Flaxseeds are one of the highest-quality and most SANE foods around. Their high fiber content makes them Satisfying…they fill us up quickly and keep us full for a long time. They’re completely unAgressive, and are therefore unlikely to be stored as body fat. They’re also Nutritious thanks to all the clog-clearing and fat-burning omega-3 fatty acids in them. Finally, their high fiber content makes them inEfficient…we burn a bunch of calories digesting them.

Milled flaxseeds are the best way to get flaxseed oil (thanks to all the fiber, lignans, and nutrients found in the seeds themselves), but for the point of this post let’s focus on flaxseed oil.

Some people with very strong opinions about nutrition assume Calories In – Calories Out is all that matters because they assume all calories are the same and that calories are all that matter. Thousands of pages of academic research prove that opinion incorrect.

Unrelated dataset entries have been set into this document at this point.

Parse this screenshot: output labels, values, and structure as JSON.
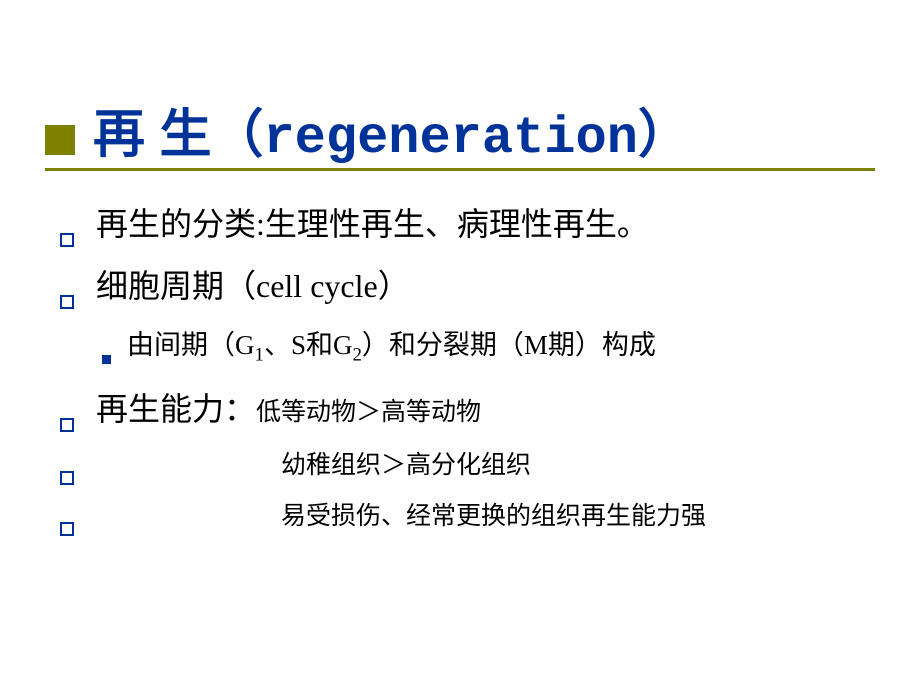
{
  "title": {
    "text": "再 生（regeneration）",
    "color": "#003399",
    "accent_color": "#808000",
    "font_size": 52
  },
  "bullets": [
    {
      "level": 1,
      "prefix": "再生的分类:",
      "rest": "生理性再生、病理性再生。"
    },
    {
      "level": 1,
      "prefix": "细胞周期（cell cycle）",
      "rest": ""
    },
    {
      "level": 2,
      "html": "由间期（G<sub>1</sub>、S和G<sub>2</sub>）和分裂期（M期）构成"
    },
    {
      "level": 1,
      "prefix": "再生能力：",
      "small": "低等动物＞高等动物"
    },
    {
      "level": 1,
      "indent_text": "幼稚组织＞高分化组织"
    },
    {
      "level": 1,
      "indent_text": "易受损伤、经常更换的组织再生能力强"
    }
  ],
  "colors": {
    "background": "#ffffff",
    "text": "#000000",
    "bullet_outline": "#003399",
    "bullet_fill": "#003399"
  }
}
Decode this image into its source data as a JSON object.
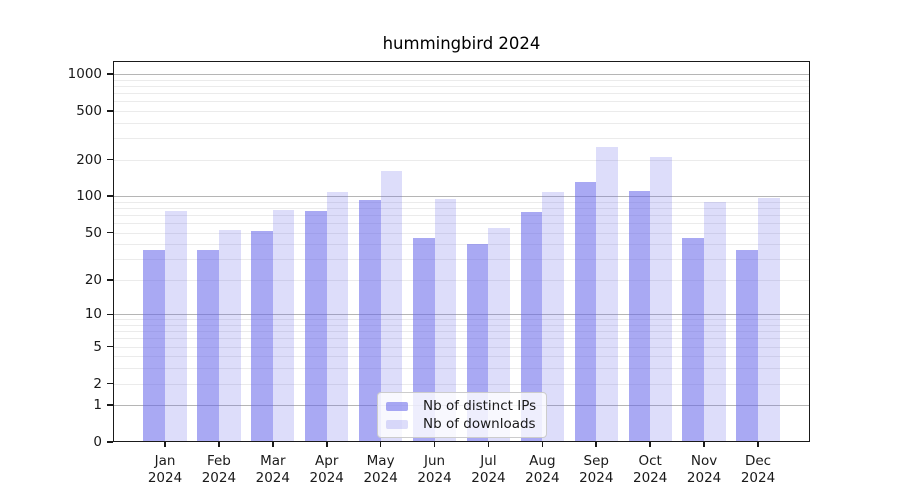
{
  "chart_data": {
    "type": "bar",
    "title": "hummingbird 2024",
    "categories": [
      "Jan 2024",
      "Feb 2024",
      "Mar 2024",
      "Apr 2024",
      "May 2024",
      "Jun 2024",
      "Jul 2024",
      "Aug 2024",
      "Sep 2024",
      "Oct 2024",
      "Nov 2024",
      "Dec 2024"
    ],
    "series": [
      {
        "name": "Nb of distinct IPs",
        "color": "#6363e9",
        "alpha": 0.55,
        "values": [
          36,
          36,
          52,
          76,
          93,
          45,
          40,
          74,
          130,
          110,
          45,
          36
        ]
      },
      {
        "name": "Nb of downloads",
        "color": "#6363e9",
        "alpha": 0.22,
        "values": [
          75,
          53,
          77,
          108,
          160,
          95,
          55,
          108,
          255,
          210,
          90,
          97
        ]
      }
    ],
    "xlabel": "",
    "ylabel": "",
    "yscale": "log1p",
    "yticks": [
      0,
      1,
      2,
      5,
      10,
      20,
      50,
      100,
      200,
      500,
      1000
    ],
    "ymajor_gridlines": [
      1,
      10,
      100,
      1000
    ],
    "ylim": [
      0,
      1280
    ],
    "grid": "horizontal major+minor",
    "legend_position": "lower center inside"
  },
  "colors": {
    "grid_major": "#b5b5b5",
    "grid_minor": "#ebebeb",
    "axis": "#1a1a1a",
    "background": "#ffffff"
  }
}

Consider this flaxseed oil example.

Ask someone who has strong opinions in favor of eating less of our existing diet and doing more of traditional exercise if it is healthy to supplement your diet with a tablespoon of flaxseed oil per day. They will say yes.

Wait one week and ask them what they think causes us to gain body fat. They will say something like “An imbalance of Calories In – Calories Out…which is easily remedied if one exercises some discipline and eats less and spends more time on a treadmill.”

Wait one more week and ask them what they think about the 100 pounds of fat you’ll gain if you follow their advice about flaxseed oil for eight years. They will look stunned. They shouldn’t though. According to the traditional calorie quantity theory they have such strong opinions about, here’s what adding a tablespoon of flaxseed oil per day to your diet will cause: 119 calories in a tbsp. of flaxseed oil X 365 days per year X 8 years = 347,480 / 3,500 calories in a pound of fat = 99.28 lbs. of fat gained

That is how math works, but that’s not how biology works. We’ll step through myriad studies proving the difference between math and biology (and deal with the “Law of Thermodynamics” argument) in the coming weeks.

“The amount of misinformation about nutrition that is circulated widely, especially by those who profit from doing so, is overwhelming.” – researcher A.E. Harper, University of Wisconsin


[i] Harper AE. Dietary goals-a skeptical view. Am J Clin Nutr. 1978 Feb;31(2):310-21. Review. PubMed PMID: 341685.